A lender can give you a pre-qualification letter after a simple 10-minute phone interview. But a pre-APPROVAL letter is a firm commitment
to lend money based on VERIFICATION of income in the form of: employment, funds on deposit, and your credit history.
Mistake #4: Neglecting To Consider The Overall Costs Of Owning A Home.
There’s more to it than the monthly mortgage payment. You have to plan for homeowners’ insurance, property taxes, utility costs, plus repairs and maintenance. If you’re buying a condo, you’ll have to pay monthly HOA costs as well.
Mistake #5: Not Thinking Of The Future.
How long do you think you’ll own the home you are interested in? If you want to move in five years, that’s fine. But if you can’t see yourself living there for even a couple years, don’t buy the home.
Mistake #6: Not Having A Home Inspection.
Having a professional home inspection before you close on the sale is one of the most important parts of the process. Review the inspection report carefully to make sure the home is in good condition.
Mistake #7: Not Doing A Walk-Through Before Closing.
Visit the property after all the furnishings have been moved out to make sure there are no surprises. If you’re buying a new home, you’ll typically do a walk-through with the builder’s representative. Items that are not completed will be entered onto a “punch list,” which will be discussed at closing.

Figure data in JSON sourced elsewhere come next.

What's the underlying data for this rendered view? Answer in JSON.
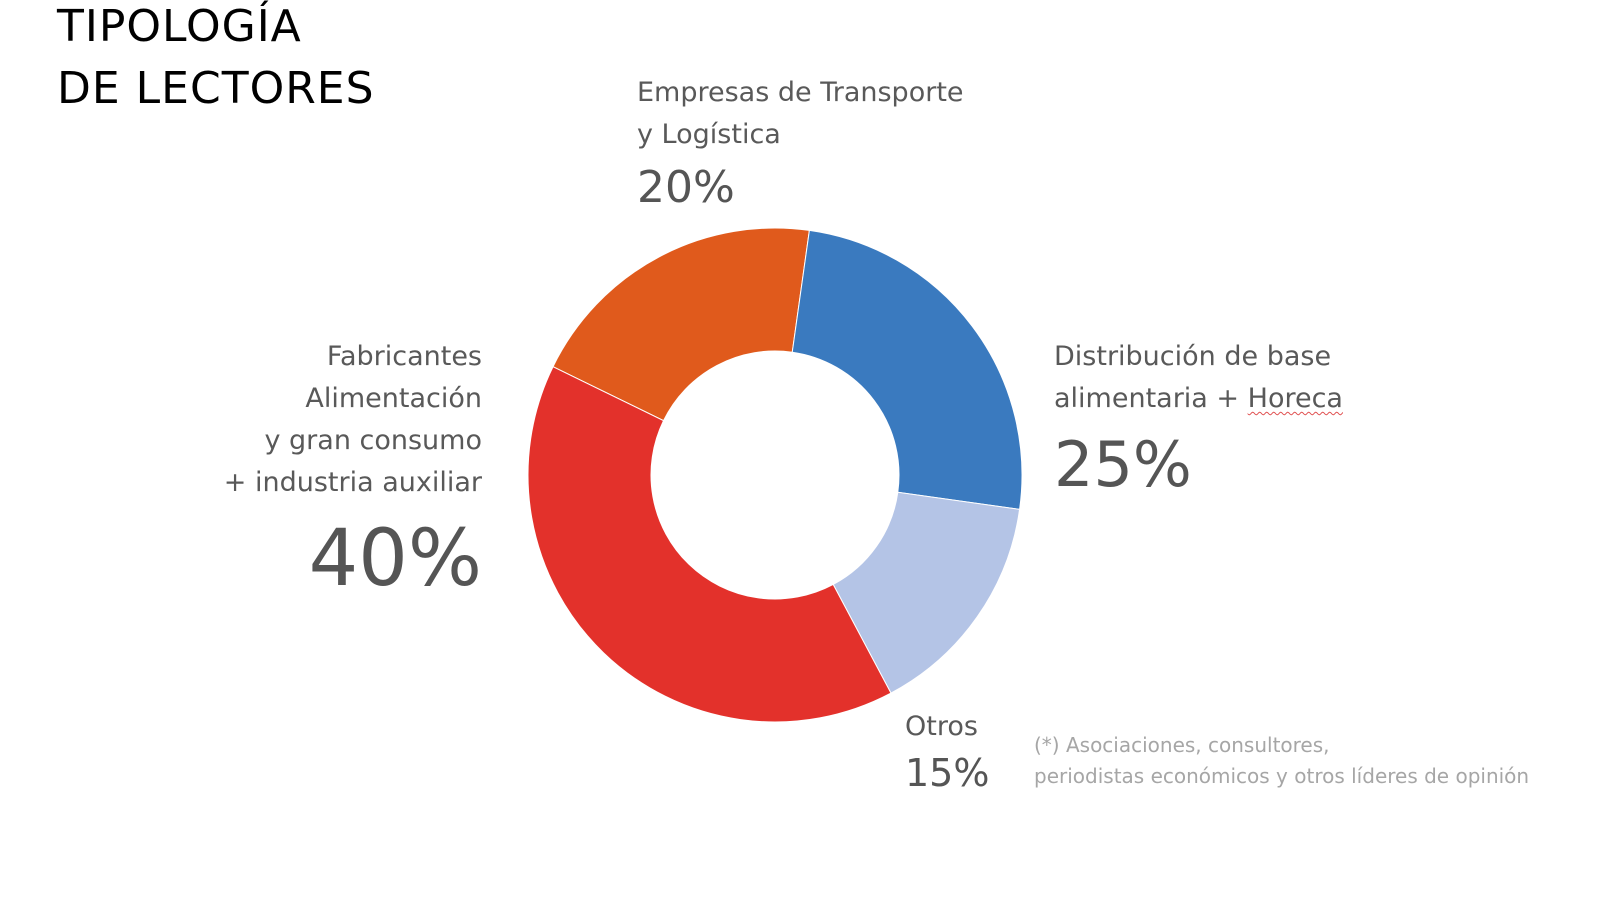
{
  "title": {
    "line1": "TIPOLOGÍA",
    "line2": "DE LECTORES"
  },
  "labels": {
    "transporte": {
      "line1": "Empresas de Transporte",
      "line2": "y Logística",
      "pct": "20%"
    },
    "distribucion": {
      "line1": "Distribución de base",
      "line2_a": "alimentaria + ",
      "line2_b": "Horeca",
      "pct": "25%"
    },
    "otros": {
      "line1": "Otros",
      "pct": "15%"
    },
    "fabricantes": {
      "line1": "Fabricantes",
      "line2": "Alimentación",
      "line3": "y gran consumo",
      "line4": "+ industria auxiliar",
      "pct": "40%"
    }
  },
  "note": {
    "line1": "(*) Asociaciones, consultores,",
    "line2": "periodistas económicos y otros líderes de opinión"
  },
  "chart_data": {
    "type": "pie",
    "variant": "donut",
    "title": "TIPOLOGÍA DE LECTORES",
    "categories": [
      "Empresas de Transporte y Logística",
      "Distribución de base alimentaria + Horeca",
      "Otros",
      "Fabricantes Alimentación y gran consumo + industria auxiliar"
    ],
    "values": [
      20,
      25,
      15,
      40
    ],
    "unit": "%",
    "colors": [
      "#e05a1c",
      "#3a7abf",
      "#b4c4e6",
      "#e3312b"
    ],
    "legend": "none (direct labels)"
  }
}
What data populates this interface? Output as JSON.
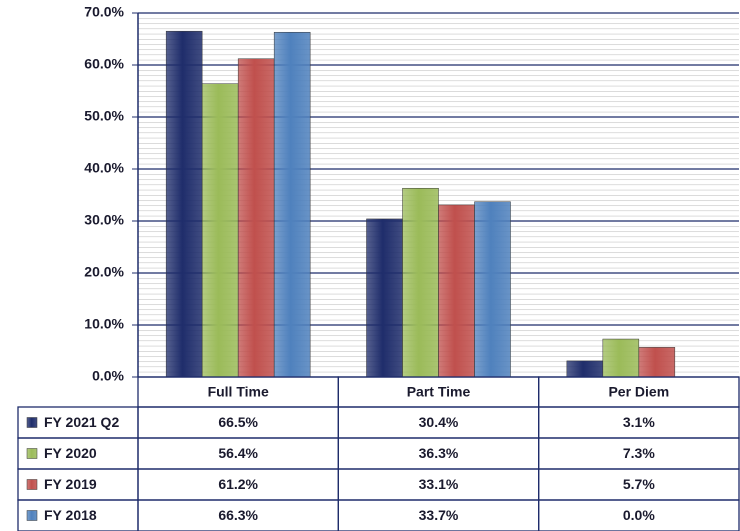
{
  "chart_data": {
    "type": "bar",
    "categories": [
      "Full Time",
      "Part Time",
      "Per Diem"
    ],
    "series": [
      {
        "name": "FY 2021 Q2",
        "color": "#1f2d6b",
        "values": [
          66.5,
          30.4,
          3.1
        ],
        "value_labels": [
          "66.5%",
          "30.4%",
          "3.1%"
        ]
      },
      {
        "name": "FY 2020",
        "color": "#9bbb59",
        "values": [
          56.4,
          36.3,
          7.3
        ],
        "value_labels": [
          "56.4%",
          "36.3%",
          "7.3%"
        ]
      },
      {
        "name": "FY 2019",
        "color": "#c0504d",
        "values": [
          61.2,
          33.1,
          5.7
        ],
        "value_labels": [
          "61.2%",
          "33.1%",
          "5.7%"
        ]
      },
      {
        "name": "FY 2018",
        "color": "#4f81bd",
        "values": [
          66.3,
          33.7,
          0.0
        ],
        "value_labels": [
          "66.3%",
          "33.7%",
          "0.0%"
        ]
      }
    ],
    "ylim": [
      0,
      70
    ],
    "yticks": [
      {
        "value": 0,
        "label": "0.0%"
      },
      {
        "value": 10,
        "label": "10.0%"
      },
      {
        "value": 20,
        "label": "20.0%"
      },
      {
        "value": 30,
        "label": "30.0%"
      },
      {
        "value": 40,
        "label": "40.0%"
      },
      {
        "value": 50,
        "label": "50.0%"
      },
      {
        "value": 60,
        "label": "60.0%"
      },
      {
        "value": 70,
        "label": "70.0%"
      }
    ],
    "grid": true
  }
}
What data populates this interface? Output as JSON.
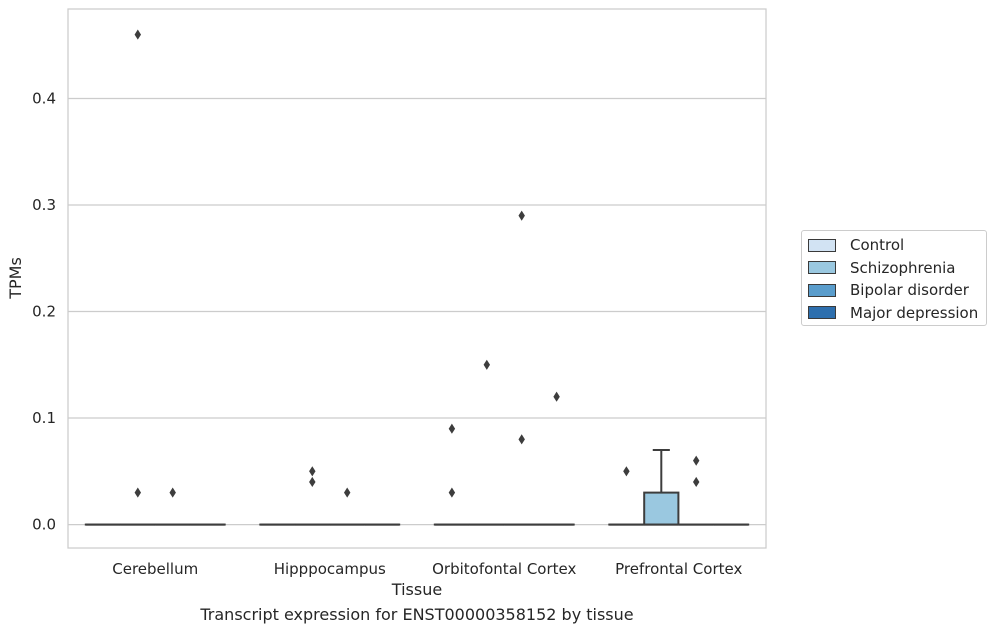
{
  "chart_data": {
    "type": "box",
    "xlabel": "Tissue",
    "ylabel": "TPMs",
    "caption": "Transcript expression for ENST00000358152 by tissue",
    "ylim": [
      -0.022,
      0.484
    ],
    "yticks": [
      "0.0",
      "0.1",
      "0.2",
      "0.3",
      "0.4"
    ],
    "ytick_values": [
      0.0,
      0.1,
      0.2,
      0.3,
      0.4
    ],
    "grid": "horizontal",
    "legend_position": "center-right, outside plot",
    "categories": [
      "Cerebellum",
      "Hipppocampus",
      "Orbitofontal Cortex",
      "Prefrontal Cortex"
    ],
    "series": [
      {
        "name": "Control",
        "color": "#d2e3f3",
        "boxes": [
          {
            "q1": 0,
            "median": 0,
            "q3": 0,
            "whisker_low": 0,
            "whisker_high": 0,
            "outliers": []
          },
          {
            "q1": 0,
            "median": 0,
            "q3": 0,
            "whisker_low": 0,
            "whisker_high": 0,
            "outliers": []
          },
          {
            "q1": 0,
            "median": 0,
            "q3": 0,
            "whisker_low": 0,
            "whisker_high": 0,
            "outliers": [
              0.03,
              0.09
            ]
          },
          {
            "q1": 0,
            "median": 0,
            "q3": 0,
            "whisker_low": 0,
            "whisker_high": 0,
            "outliers": [
              0.05
            ]
          }
        ]
      },
      {
        "name": "Schizophrenia",
        "color": "#9ac8e0",
        "boxes": [
          {
            "q1": 0,
            "median": 0,
            "q3": 0,
            "whisker_low": 0,
            "whisker_high": 0,
            "outliers": [
              0.03,
              0.46
            ]
          },
          {
            "q1": 0,
            "median": 0,
            "q3": 0,
            "whisker_low": 0,
            "whisker_high": 0,
            "outliers": [
              0.04,
              0.05
            ]
          },
          {
            "q1": 0,
            "median": 0,
            "q3": 0,
            "whisker_low": 0,
            "whisker_high": 0,
            "outliers": [
              0.15
            ]
          },
          {
            "q1": 0,
            "median": 0,
            "q3": 0.03,
            "whisker_low": 0,
            "whisker_high": 0.07,
            "outliers": []
          }
        ]
      },
      {
        "name": "Bipolar disorder",
        "color": "#5a9dcc",
        "boxes": [
          {
            "q1": 0,
            "median": 0,
            "q3": 0,
            "whisker_low": 0,
            "whisker_high": 0,
            "outliers": [
              0.03
            ]
          },
          {
            "q1": 0,
            "median": 0,
            "q3": 0,
            "whisker_low": 0,
            "whisker_high": 0,
            "outliers": [
              0.03
            ]
          },
          {
            "q1": 0,
            "median": 0,
            "q3": 0,
            "whisker_low": 0,
            "whisker_high": 0,
            "outliers": [
              0.08,
              0.29
            ]
          },
          {
            "q1": 0,
            "median": 0,
            "q3": 0,
            "whisker_low": 0,
            "whisker_high": 0,
            "outliers": [
              0.04,
              0.06
            ]
          }
        ]
      },
      {
        "name": "Major depression",
        "color": "#2d6fae",
        "boxes": [
          {
            "q1": 0,
            "median": 0,
            "q3": 0,
            "whisker_low": 0,
            "whisker_high": 0,
            "outliers": []
          },
          {
            "q1": 0,
            "median": 0,
            "q3": 0,
            "whisker_low": 0,
            "whisker_high": 0,
            "outliers": []
          },
          {
            "q1": 0,
            "median": 0,
            "q3": 0,
            "whisker_low": 0,
            "whisker_high": 0,
            "outliers": [
              0.12
            ]
          },
          {
            "q1": 0,
            "median": 0,
            "q3": 0,
            "whisker_low": 0,
            "whisker_high": 0,
            "outliers": []
          }
        ]
      }
    ]
  }
}
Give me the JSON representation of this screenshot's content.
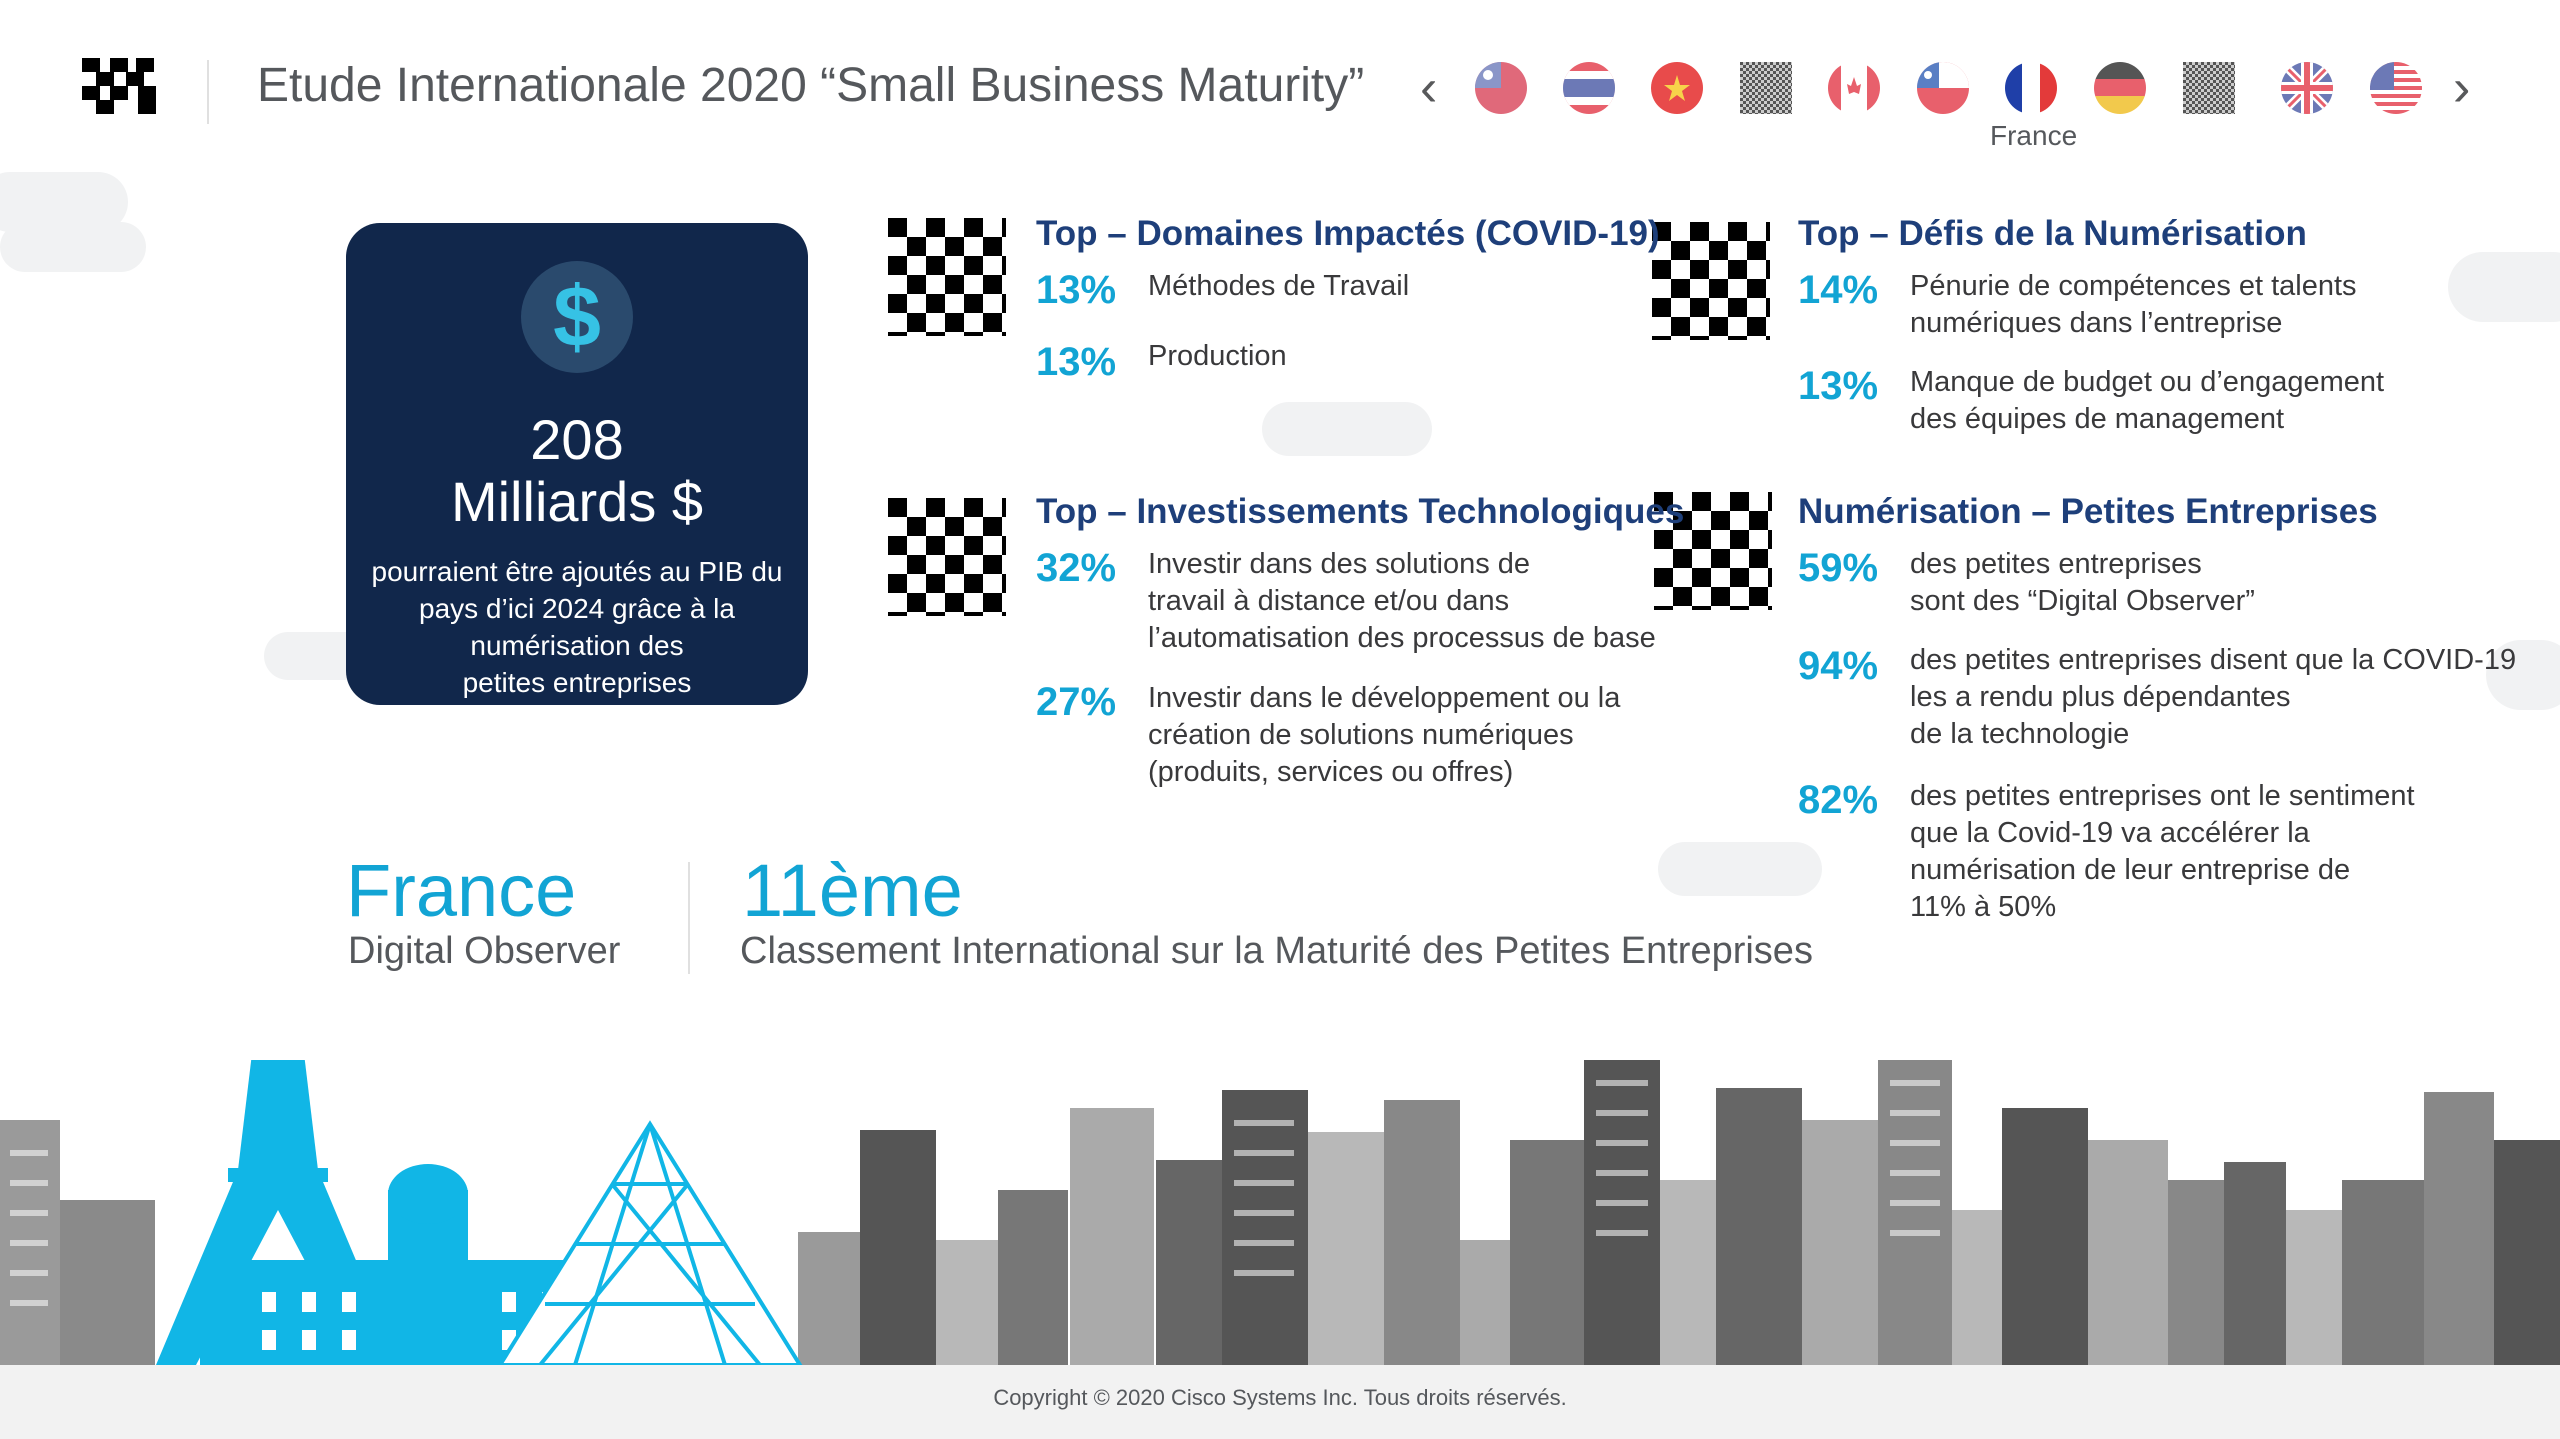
{
  "header": {
    "title": "Etude Internationale 2020 “Small Business Maturity”",
    "prev_icon": "chevron-left-icon",
    "next_icon": "chevron-right-icon",
    "selected_country_label": "France",
    "flags": [
      {
        "name": "taiwan"
      },
      {
        "name": "thailand"
      },
      {
        "name": "vietnam"
      },
      {
        "name": "unknown-1"
      },
      {
        "name": "canada"
      },
      {
        "name": "chile"
      },
      {
        "name": "france",
        "selected": true
      },
      {
        "name": "germany"
      },
      {
        "name": "unknown-2"
      },
      {
        "name": "uk"
      },
      {
        "name": "usa"
      }
    ]
  },
  "card": {
    "icon": "dollar-icon",
    "amount": "208",
    "unit": "Milliards $",
    "line1": "pourraient être ajoutés au PIB du",
    "line2": "pays d’ici 2024 grâce à la",
    "line3": "numérisation des",
    "line4": "petites entreprises"
  },
  "sections": {
    "domaines": {
      "title": "Top – Domaines Impactés (COVID-19)",
      "items": [
        {
          "pct": "13%",
          "lines": [
            "Méthodes de Travail"
          ]
        },
        {
          "pct": "13%",
          "lines": [
            "Production"
          ]
        }
      ]
    },
    "defis": {
      "title": "Top – Défis de la Numérisation",
      "items": [
        {
          "pct": "14%",
          "lines": [
            "Pénurie de compétences et talents",
            "numériques dans l’entreprise"
          ]
        },
        {
          "pct": "13%",
          "lines": [
            "Manque de budget ou d’engagement",
            "des équipes de management"
          ]
        }
      ]
    },
    "investissements": {
      "title": "Top – Investissements Technologiques",
      "items": [
        {
          "pct": "32%",
          "lines": [
            "Investir dans des solutions de",
            "travail à distance et/ou dans",
            "l’automatisation des processus de base"
          ]
        },
        {
          "pct": "27%",
          "lines": [
            "Investir dans le développement ou la",
            "création de solutions numériques",
            "(produits, services ou offres)"
          ]
        }
      ]
    },
    "numerisation": {
      "title": "Numérisation – Petites Entreprises",
      "items": [
        {
          "pct": "59%",
          "lines": [
            "des petites entreprises",
            "sont des “Digital Observer”"
          ]
        },
        {
          "pct": "94%",
          "lines": [
            "des petites entreprises disent que la COVID-19",
            "les a rendu plus dépendantes",
            "de la technologie"
          ]
        },
        {
          "pct": "82%",
          "lines": [
            "des petites entreprises ont le sentiment",
            "que la Covid-19 va accélérer la",
            "numérisation de leur entreprise de",
            "11% à 50%"
          ]
        }
      ]
    }
  },
  "country": {
    "name": "France",
    "category": "Digital Observer",
    "rank": "11ème",
    "rank_label": "Classement International sur la Maturité des Petites Entreprises"
  },
  "footer": {
    "copyright": "Copyright © 2020 Cisco Systems Inc. Tous droits réservés."
  },
  "colors": {
    "accent": "#12a4d4",
    "navy": "#11274b",
    "section_title": "#1e3f7a"
  }
}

Remember, the seller’s agent does not represent your financial interests. They work for the seller and are trying to get the seller the most money you will pay. Create a “buyer’s representation” with a REALTOR® so you have someone on your side working to negotiate the best price for YOU. This is why you never want to walk into an Open House without having a REALTOR®. By the way, this won’t cost you a nickel because it’s paid out of the seller’s commission.